Volumetric Runoff Coefficients ($C_v$)

The $C_v$ parameter represents the proportion of rainfall that physically enters the drainage network as runoff. Standard UK practice defines two distinct seasonal conditions:

• Summer ($C_v = 0.75$): Represents a typical dry summer condition. While the total volume of runoff is lower, summer storms are often highly intense, convective thunderstorms (short duration, high intensity).
• Winter ($C_v = 0.84$): Represents a wet, saturated winter condition. The ground provides less initial loss, meaning more total volume enters the system. Winter storms are typically longer, frontal systems.

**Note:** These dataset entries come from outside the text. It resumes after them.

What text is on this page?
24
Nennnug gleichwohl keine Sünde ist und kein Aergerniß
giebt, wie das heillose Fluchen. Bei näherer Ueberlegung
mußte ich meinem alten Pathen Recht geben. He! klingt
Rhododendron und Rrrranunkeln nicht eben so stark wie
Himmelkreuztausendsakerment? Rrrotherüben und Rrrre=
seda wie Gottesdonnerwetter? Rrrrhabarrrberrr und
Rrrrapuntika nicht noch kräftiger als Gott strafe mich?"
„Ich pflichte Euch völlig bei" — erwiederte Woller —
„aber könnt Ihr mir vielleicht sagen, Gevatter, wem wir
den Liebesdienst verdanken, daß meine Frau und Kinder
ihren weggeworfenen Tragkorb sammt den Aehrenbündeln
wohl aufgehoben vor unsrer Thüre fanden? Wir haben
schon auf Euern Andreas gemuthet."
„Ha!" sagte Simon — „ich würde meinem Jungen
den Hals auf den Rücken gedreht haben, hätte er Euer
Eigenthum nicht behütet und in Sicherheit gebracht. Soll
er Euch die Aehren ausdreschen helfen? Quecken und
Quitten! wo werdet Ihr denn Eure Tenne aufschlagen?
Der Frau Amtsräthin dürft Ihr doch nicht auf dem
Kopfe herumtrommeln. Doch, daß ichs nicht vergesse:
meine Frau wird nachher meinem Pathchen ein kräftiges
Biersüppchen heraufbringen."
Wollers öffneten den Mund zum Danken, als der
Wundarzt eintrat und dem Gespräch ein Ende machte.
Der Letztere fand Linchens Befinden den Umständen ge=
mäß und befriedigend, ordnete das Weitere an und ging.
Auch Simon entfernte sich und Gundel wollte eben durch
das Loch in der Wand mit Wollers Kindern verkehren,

When testing attenuation structures, it is critical to run both Summer and Winter profiles across all durations to identify the true critical storm that produces the maximum storage volume requirement.

Time of Concentration ($T_c$)

The Time of Concentration is the time required for runoff to travel from the most hydraulically remote point of the catchment to the point of interest (e.g., a pipe inlet).

$T_c = T_e + T_f$

Where:

• $T_e$ = Time of Entry (time taken for water to flow over the surface into the gully). Standard UK default is 5 minutes.
• $T_f$ = Time of Flow (time taken to travel through the upstream pipe network).

Accurately defining $T_e$ is important for short-duration storms. If a network receives flow instantly ($T_e = 0$), peak flows will be artificially high. A standard 5-minute $T_e$ provides a realistic dampening effect for surface flow.